President of the AFGE Local 420 union, Justin Tarovisky, has been advocating for the Hazelton workers through local media since their attention-grabbing protest.

Tarovisky said workers feel BOP leaders have not put forth enough, if any, effort to help improve their situation, and common sense is not being used in the hiring process.

“While our officers are being crushed by mandatory overtime, these people have been sitting in their offices in D.C. and Texas, these administrators, doing nothing,” he told The Dominion Post on Friday.

“We’ve had two vacant human resources positions open for 11 months. How can you hire Ruby, WVU – anywhere, unless you have Human Resources managers?,” he questioned before frustratedly exclaiming, “Your problem is hiring, and you don’t have two human resources managers!”

Tavorisky said from what he can tell, little has been done to fill those positions.

“The Director of the Bureau of Prisons and Grand Prairie Texas, should – should use some leadership and assign somebody here until the staffing goes up,” he suggested. “I don’t care where they are at, they could be in Grand Prairie Texas, where they disqualify our applicants all the time – just somebody that has some knowledge.”

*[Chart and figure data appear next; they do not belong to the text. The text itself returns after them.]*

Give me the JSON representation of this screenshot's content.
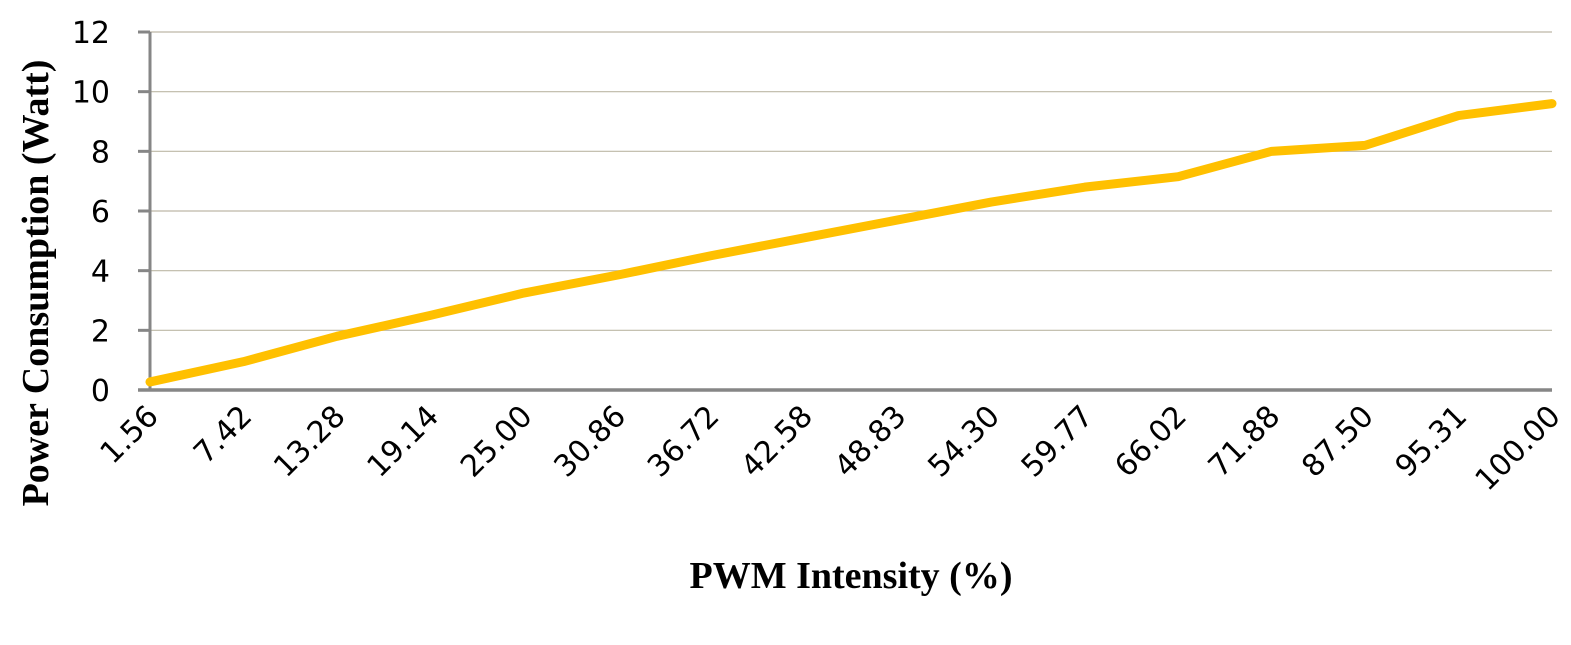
{
  "chart_data": {
    "type": "line",
    "title": "",
    "xlabel": "PWM Intensity (%)",
    "ylabel": "Power Consumption (Watt)",
    "categories": [
      "1.56",
      "7.42",
      "13.28",
      "19.14",
      "25.00",
      "30.86",
      "36.72",
      "42.58",
      "48.83",
      "54.30",
      "59.77",
      "66.02",
      "71.88",
      "87.50",
      "95.31",
      "100.00"
    ],
    "series": [
      {
        "name": "Power Consumption",
        "color": "#FFC000",
        "values": [
          0.27,
          0.95,
          1.8,
          2.5,
          3.25,
          3.85,
          4.5,
          5.1,
          5.7,
          6.3,
          6.8,
          7.15,
          8.0,
          8.2,
          9.2,
          9.6
        ]
      }
    ],
    "ylim": [
      0,
      12
    ],
    "yticks": [
      0,
      2,
      4,
      6,
      8,
      10,
      12
    ],
    "grid": {
      "horizontal": true,
      "vertical": false,
      "color": "#BDB8A6"
    },
    "axis_color": "#868686",
    "legend": null
  }
}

Tavorisky also suggested altering hiring requirements, “Pennsylvania changed their hiring requirements because they are so short, why hasn’t the BOP done that? It all goes back to common sense hiring.”

When asked if he thought the BOP maximum age exemption would help the situation at Hazelton, “I mean that’s two years – thanks for the gift I guess,” he said sarcastically, but then became serious, “But why isn’t it higher?

“I’d like to see it go higher than that. You upped it two years, why not up it another five?,” he questioned. “If you pass a drug test and background check and you are physically able to perform the duty – you see police officers until they are 60 to 70 years old helping in the community.”

Tavorisky said the union workers are thankful for the display of support from Senator Manchin and they have also been speaking with Senator Shelley Moore Capito. He said the group would welcome support from any other West Virginia lawmakers or officials who may be able to help.

As for Tavorisky’s theory on why their retention request still awaits approval?

“That’s a great question. I mean the agency put in for it a few months back, but again, I guess these people don’t get mandated, so they don’t care. To me, that’s the problem,” he said. They get to go home at the end of the day. I hate to dumb it down like that, but a lot of times people don’t realize something until it hits them in the face. And the people in D.C. and Texas, they don’t understand. They’re not in the field, they’re not seeing what these poor officers are going through.”